As expected, the laboratory markers of liver injury in the study group were significantly higher than those in the control group. The degree of hepatic steatosis was significantly higher in the study group than in the control group, and the correlation between the AVFA and H-PDFF was significantly higher than that between the abdominal subcutaneous fat area (ASFA) and H-PDFF. The native T1 values of the liver also increased with the degree of hepatic steatosis (Fig. 4D), which was contrary to the expected negative correlation between the H-PDFF and the native T1 values. However, Ahn JH et al. [40] also demonstrated that the liver fat content was positively correlated with native T1 values when the liver fat content was less than 30%. Although there was no significant difference in the hepatic apparent diffusion coefficient value and NFS between the two groups, the indicators of the study group still showed more obvious liver injury than the control group. These findings indicate that the liver diffusion function of the study group was weakened, which may be related to the decrease in liver cell diffusion function caused by hepatic steatosis and liver fibrosis. This was also demonstrated by Papalavrentios L et al. [41].

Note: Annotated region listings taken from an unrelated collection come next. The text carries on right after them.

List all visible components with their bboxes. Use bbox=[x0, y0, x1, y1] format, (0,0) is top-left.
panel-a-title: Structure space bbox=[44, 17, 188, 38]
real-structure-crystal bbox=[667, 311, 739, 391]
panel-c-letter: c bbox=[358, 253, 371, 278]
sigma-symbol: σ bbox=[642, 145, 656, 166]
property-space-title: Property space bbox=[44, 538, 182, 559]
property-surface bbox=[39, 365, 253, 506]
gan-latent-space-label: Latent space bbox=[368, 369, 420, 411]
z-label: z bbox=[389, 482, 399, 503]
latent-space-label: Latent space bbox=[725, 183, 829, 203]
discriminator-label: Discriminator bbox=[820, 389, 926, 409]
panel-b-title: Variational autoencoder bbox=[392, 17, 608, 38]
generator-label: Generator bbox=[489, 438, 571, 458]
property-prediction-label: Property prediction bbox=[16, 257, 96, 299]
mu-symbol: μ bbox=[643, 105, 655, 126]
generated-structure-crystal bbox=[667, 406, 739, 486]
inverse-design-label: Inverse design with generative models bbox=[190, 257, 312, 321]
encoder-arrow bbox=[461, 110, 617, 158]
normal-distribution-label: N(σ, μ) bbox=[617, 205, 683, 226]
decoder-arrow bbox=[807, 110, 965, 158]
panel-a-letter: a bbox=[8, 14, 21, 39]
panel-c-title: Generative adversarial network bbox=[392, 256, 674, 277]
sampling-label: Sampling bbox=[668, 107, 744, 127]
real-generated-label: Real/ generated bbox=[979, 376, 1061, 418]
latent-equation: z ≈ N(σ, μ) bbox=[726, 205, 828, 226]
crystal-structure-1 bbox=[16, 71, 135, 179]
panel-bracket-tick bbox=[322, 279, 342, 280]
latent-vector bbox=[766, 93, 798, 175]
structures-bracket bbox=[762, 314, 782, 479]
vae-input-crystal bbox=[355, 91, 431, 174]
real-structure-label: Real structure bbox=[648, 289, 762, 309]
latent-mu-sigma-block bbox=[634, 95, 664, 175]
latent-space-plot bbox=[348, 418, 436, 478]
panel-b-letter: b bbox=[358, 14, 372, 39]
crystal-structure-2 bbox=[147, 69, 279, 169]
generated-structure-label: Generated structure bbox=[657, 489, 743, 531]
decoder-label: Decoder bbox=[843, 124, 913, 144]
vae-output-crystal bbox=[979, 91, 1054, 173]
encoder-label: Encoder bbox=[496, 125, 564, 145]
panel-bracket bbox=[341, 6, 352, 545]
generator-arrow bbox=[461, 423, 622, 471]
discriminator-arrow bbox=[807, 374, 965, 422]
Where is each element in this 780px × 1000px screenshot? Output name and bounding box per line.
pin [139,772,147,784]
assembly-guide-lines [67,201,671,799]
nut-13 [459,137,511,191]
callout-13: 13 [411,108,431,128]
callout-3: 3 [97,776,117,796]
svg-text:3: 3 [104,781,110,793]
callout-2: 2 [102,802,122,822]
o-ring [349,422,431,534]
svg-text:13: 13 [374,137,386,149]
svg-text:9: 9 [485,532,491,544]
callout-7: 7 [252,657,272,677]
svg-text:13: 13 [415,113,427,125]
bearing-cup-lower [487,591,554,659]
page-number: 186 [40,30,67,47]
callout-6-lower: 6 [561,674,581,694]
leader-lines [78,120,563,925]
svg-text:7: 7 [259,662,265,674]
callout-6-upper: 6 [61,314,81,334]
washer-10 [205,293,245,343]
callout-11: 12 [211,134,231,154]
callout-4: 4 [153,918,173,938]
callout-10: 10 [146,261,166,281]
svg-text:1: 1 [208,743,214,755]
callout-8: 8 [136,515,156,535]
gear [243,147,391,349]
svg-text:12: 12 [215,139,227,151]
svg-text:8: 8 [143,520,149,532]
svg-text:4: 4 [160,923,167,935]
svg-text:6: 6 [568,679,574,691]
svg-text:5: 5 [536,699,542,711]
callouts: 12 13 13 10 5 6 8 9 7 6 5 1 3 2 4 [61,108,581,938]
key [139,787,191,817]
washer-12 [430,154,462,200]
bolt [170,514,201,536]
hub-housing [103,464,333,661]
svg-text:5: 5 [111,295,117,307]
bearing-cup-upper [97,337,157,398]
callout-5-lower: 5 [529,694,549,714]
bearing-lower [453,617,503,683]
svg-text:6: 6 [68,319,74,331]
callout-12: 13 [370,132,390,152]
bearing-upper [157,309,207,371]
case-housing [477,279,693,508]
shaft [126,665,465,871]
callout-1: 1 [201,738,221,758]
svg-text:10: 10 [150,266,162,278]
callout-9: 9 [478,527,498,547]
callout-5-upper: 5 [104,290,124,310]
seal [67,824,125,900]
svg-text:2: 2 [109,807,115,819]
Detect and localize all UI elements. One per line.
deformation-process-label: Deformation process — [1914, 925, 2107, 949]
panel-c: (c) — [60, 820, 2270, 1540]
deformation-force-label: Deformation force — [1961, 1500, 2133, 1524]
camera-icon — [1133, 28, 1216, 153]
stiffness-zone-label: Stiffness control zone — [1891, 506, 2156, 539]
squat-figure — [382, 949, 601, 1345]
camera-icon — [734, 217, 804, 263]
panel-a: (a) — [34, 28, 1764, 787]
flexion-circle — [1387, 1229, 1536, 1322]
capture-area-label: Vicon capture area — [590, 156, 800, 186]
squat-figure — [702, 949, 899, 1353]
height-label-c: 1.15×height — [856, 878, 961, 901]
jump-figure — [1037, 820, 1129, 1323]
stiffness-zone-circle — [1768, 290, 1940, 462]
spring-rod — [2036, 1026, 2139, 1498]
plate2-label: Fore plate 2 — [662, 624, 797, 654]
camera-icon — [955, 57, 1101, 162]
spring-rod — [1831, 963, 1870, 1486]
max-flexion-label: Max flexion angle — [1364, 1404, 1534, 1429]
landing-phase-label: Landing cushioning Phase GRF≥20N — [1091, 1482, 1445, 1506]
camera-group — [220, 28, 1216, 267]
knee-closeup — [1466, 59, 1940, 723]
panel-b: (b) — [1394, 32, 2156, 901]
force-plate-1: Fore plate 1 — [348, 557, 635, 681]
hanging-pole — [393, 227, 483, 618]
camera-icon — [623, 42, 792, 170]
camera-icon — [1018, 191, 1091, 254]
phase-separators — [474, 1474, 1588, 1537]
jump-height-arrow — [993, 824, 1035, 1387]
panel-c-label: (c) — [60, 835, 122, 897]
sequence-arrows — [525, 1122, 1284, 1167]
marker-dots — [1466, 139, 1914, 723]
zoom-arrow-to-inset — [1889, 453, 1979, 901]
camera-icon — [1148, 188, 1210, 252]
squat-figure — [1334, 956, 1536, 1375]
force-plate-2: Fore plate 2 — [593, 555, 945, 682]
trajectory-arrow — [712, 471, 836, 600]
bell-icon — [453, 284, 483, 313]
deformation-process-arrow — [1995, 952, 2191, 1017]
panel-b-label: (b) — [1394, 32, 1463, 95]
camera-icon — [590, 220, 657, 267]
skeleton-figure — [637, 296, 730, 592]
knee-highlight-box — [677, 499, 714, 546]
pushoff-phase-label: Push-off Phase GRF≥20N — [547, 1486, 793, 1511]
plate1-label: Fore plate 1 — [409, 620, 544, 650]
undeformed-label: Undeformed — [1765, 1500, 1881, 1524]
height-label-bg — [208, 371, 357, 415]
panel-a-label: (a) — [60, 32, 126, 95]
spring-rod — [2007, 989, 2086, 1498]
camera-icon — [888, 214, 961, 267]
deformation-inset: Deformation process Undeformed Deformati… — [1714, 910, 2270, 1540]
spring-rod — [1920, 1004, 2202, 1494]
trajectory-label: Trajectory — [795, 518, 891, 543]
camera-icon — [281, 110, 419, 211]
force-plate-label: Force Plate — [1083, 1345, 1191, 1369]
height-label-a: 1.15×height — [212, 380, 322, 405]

In summary, through the analysis of the differences between two groups of subjects with severe obesity and the correlation analysis of different indicators, we found that the study group exhibited impaired liver function and subclinical cardiac function changes, and the AVFA was correlated with cardiac and hepatic MRI results to varying degrees. These findings indicate that excessive AVAT deposition is not only an important factor leading to liver injury but also an important factor leading to these subclinical cardiac changes. Moreover, after correcting for other influencing factors, the AVFA was still significantly related to heart and liver function. Thus, VAT is an important progressive indicator among many factors affecting heart and liver function in people with obesity, which deserves more clinical attention.

Limitations

Previous studies mostly used echocardiography to evaluate heart and liver function. Echocardiography is a routine examination before bariatric surgery, and it is simple and easy. We chose MRI as the examination method, and subject compliance was poor. The collection of experimental cases is time consuming, and the number of cases of severe obesity in a single centre is still small. Thus, the number of cases is limited. Larger samples from multiple centres are needed to verify the conclusions of this study. Although this study is a prospective study, it is a cross-sectional study. We are currently following up to review the weight loss of these patients with obesity to observe whether the heart and liver structure and function will change after the decrease in AVAT.

Conclusion

In patients with severe obesity, a significant increase in the AVFA is characterized by changes in LVER. Additionally, it may damage left ventricular diastolic function and increase the risk of heart disease by increasing the PATV. Moreover, the H-PDFF is higher, and liver function is significantly impaired. Therefore, there is a correlation between the amount of visceral adipose tissue and subclinical cardiac changes and liver injury.